Désaccord à l’amiable, donc, et rien qui remette en cause l’existence du tandem estival puisque, comme le remarque l’administratrice Kim Gaynor, «il est tout à fait normal et courant qu’un sponsor redéfinisse les modalités d’un contrat», lequel se conclut en général pour des périodes allant de trois à cinq ans.

Impératifs d’image. Les nouvelles structures de l’orchestre de Verbier seront dévoilées dans le courant de l’été. Quant à l’UBS, elle n’a pas supprimé le poste «orchestre et soutien aux jeunes talents» de son budget sponsoring: elle va sans doute le transplanter – à Lucerne peut-être – parce que, décidément, la musique classique n’a rien de ringard ou de dépassé aux yeux des sponsors argentés. Elle permet en effet, dans une atmosphère intense et feutrée, de concilier des impératifs d’image et de notoriété tout en offrant du plaisir, des émotions et du rêve à la clientèle aussi bien qu’aux collaborateurs.

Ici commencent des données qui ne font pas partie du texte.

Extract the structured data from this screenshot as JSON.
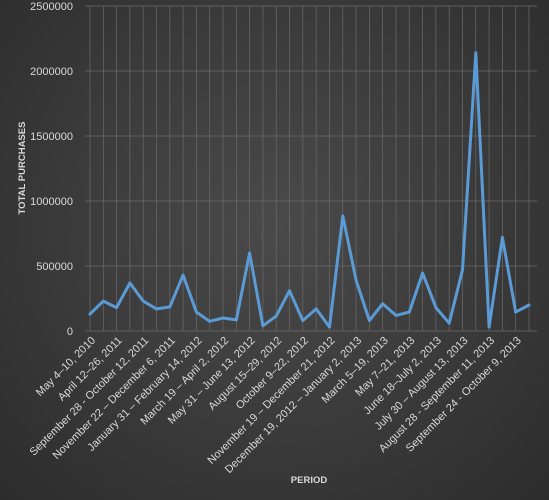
{
  "chart_data": {
    "type": "line",
    "xlabel": "PERIOD",
    "ylabel": "TOTAL PURCHASES",
    "ylim": [
      0,
      2500000
    ],
    "yticks": [
      0,
      500000,
      1000000,
      1500000,
      2000000,
      2500000
    ],
    "ytick_labels": [
      "0",
      "500000",
      "1000000",
      "1500000",
      "2000000",
      "2500000"
    ],
    "grid": true,
    "x_tick_labels": [
      "May 4–10, 2010",
      "April 12–26, 2011",
      "September 28 - October 12, 2011",
      "November 22 – December 6, 2011",
      "January 31 – February 14, 2012",
      "March 19 – April 2, 2012",
      "May 31 – June 13, 2012",
      "August 15–29, 2012",
      "October 9–22, 2012",
      "November 19 – December 21, 2012",
      "December 19, 2012 – January 2, 2013",
      "March 5–19, 2013",
      "May 7–21, 2013",
      "June 18–July 2, 2013",
      "July 30 – August 13, 2013",
      "August 28 - September 11, 2013",
      "September 24 - October 9, 2013"
    ],
    "x_tick_indices": [
      0,
      2,
      4,
      6,
      8,
      10,
      12,
      14,
      16,
      18,
      20,
      22,
      24,
      26,
      28,
      30,
      32
    ],
    "series": [
      {
        "values": [
          130000,
          230000,
          180000,
          370000,
          230000,
          170000,
          185000,
          430000,
          145000,
          75000,
          100000,
          85000,
          600000,
          40000,
          115000,
          310000,
          80000,
          170000,
          30000,
          885000,
          390000,
          80000,
          210000,
          120000,
          145000,
          445000,
          180000,
          60000,
          470000,
          2140000,
          30000,
          720000,
          145000,
          200000
        ]
      }
    ]
  },
  "colors": {
    "line": "#5b9bd5",
    "text": "#d9d9d9",
    "grid": "#6b6b6b"
  }
}
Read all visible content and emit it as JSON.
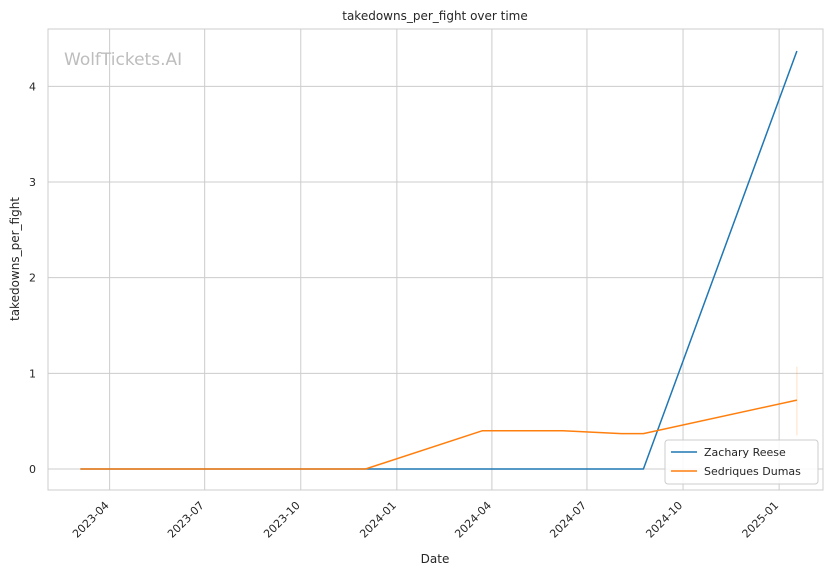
{
  "chart_data": {
    "type": "line",
    "title": "takedowns_per_fight over time",
    "xlabel": "Date",
    "ylabel": "takedowns_per_fight",
    "watermark": "WolfTickets.AI",
    "x_ticks": [
      "2023-04",
      "2023-07",
      "2023-10",
      "2024-01",
      "2024-04",
      "2024-07",
      "2024-10",
      "2025-01"
    ],
    "y_ticks": [
      0,
      1,
      2,
      3,
      4
    ],
    "xlim": [
      "2023-02-01",
      "2025-02-12"
    ],
    "ylim": [
      -0.22,
      4.6
    ],
    "grid": true,
    "legend_position": "bottom-right",
    "series": [
      {
        "name": "Zachary Reese",
        "color": "#1f77b4",
        "points": [
          {
            "x": "2023-03-04",
            "y": 0
          },
          {
            "x": "2023-12-02",
            "y": 0
          },
          {
            "x": "2024-03-23",
            "y": 0
          },
          {
            "x": "2024-06-08",
            "y": 0
          },
          {
            "x": "2024-08-03",
            "y": 0
          },
          {
            "x": "2024-08-24",
            "y": 0
          },
          {
            "x": "2025-01-18",
            "y": 4.37
          }
        ]
      },
      {
        "name": "Sedriques Dumas",
        "color": "#ff7f0e",
        "points": [
          {
            "x": "2023-03-04",
            "y": 0
          },
          {
            "x": "2023-12-02",
            "y": 0
          },
          {
            "x": "2024-03-23",
            "y": 0.4
          },
          {
            "x": "2024-06-08",
            "y": 0.4
          },
          {
            "x": "2024-08-03",
            "y": 0.37
          },
          {
            "x": "2024-08-24",
            "y": 0.37
          },
          {
            "x": "2025-01-18",
            "y": 0.72
          }
        ],
        "error_band": {
          "x": "2025-01-18",
          "low": 0.35,
          "high": 1.07
        }
      }
    ]
  }
}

«Sponsoriser un festival classique est incontestablement rentable en terme de rayonnement, de mise en réseau de notre clientèle et d’adéquation, s’exclame le porte-parole de HSBC Private Bank, sponsor privilégié du Festival Menuhin, à Gstaad. Mais la dimension mécénat est également présente. C’est par passion personnelle que le directeur de la banque s’est impliqué dans l’aventure en 2003, alors que le festival commençait juste à sortir d’une série d’années noires.»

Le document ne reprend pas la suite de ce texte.